Collection: Gerda Taro
Literally thousands of people lined the streets of Paris to mourn the death of Gerda Taro. It was 1 August 1937 and it would have been her 27th birthday. Chopin's Funeral March was played through tinny public loudspeakers and behind the coffin was her father, who had just arrived from Yugoslavia, but also a dark handsome 23 year old man who was so overcome he almost needed help just to walk. The grand funeral was on behalf of the Communist newspaper Le Soir and they also commissioned Alberto Giacometti to create a monument for her in the Père Lachaise cemetery.
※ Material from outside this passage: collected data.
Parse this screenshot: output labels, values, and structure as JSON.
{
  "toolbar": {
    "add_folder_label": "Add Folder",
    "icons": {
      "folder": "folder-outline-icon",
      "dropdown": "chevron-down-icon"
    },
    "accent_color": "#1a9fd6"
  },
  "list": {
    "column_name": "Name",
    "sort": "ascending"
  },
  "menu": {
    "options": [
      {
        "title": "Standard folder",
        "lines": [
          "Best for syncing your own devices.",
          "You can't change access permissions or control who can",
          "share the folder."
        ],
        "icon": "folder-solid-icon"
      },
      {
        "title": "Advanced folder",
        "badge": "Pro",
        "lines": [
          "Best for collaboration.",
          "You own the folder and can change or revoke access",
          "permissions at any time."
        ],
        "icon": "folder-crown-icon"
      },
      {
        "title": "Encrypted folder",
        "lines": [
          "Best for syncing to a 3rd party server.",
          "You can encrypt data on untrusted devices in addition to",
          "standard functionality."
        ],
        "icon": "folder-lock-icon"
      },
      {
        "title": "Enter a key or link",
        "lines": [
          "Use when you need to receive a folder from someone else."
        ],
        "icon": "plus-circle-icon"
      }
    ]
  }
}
The Soviet newspaper Pravda wrote: "Millions and millions of women, when they decide to take a stand against fascism, will remember brave little Gerda." There was even a bubble-gum card produced that featured "pretty Gerda Taro" dying underneath a Republican Tank. On the reverse in capital letters it said 'To know the HORRORS OF WAR is to want PEACE.'
Gerda Taro had died in Spain covering the Battle of Brunete during the second year of the Spanish Civil War - a war eventually won by the Nationalists some eighteen months later. But despite the grand funeral and being fêted as a brave and brilliant war photographer, as the years went by Taro slipped into obscurity - a fate not granted to her lover and partner Robert Capa, who would also die tragically in 1954 after he stepped on a landmine photographing for Life magazine in Thai-Binh, Indochina.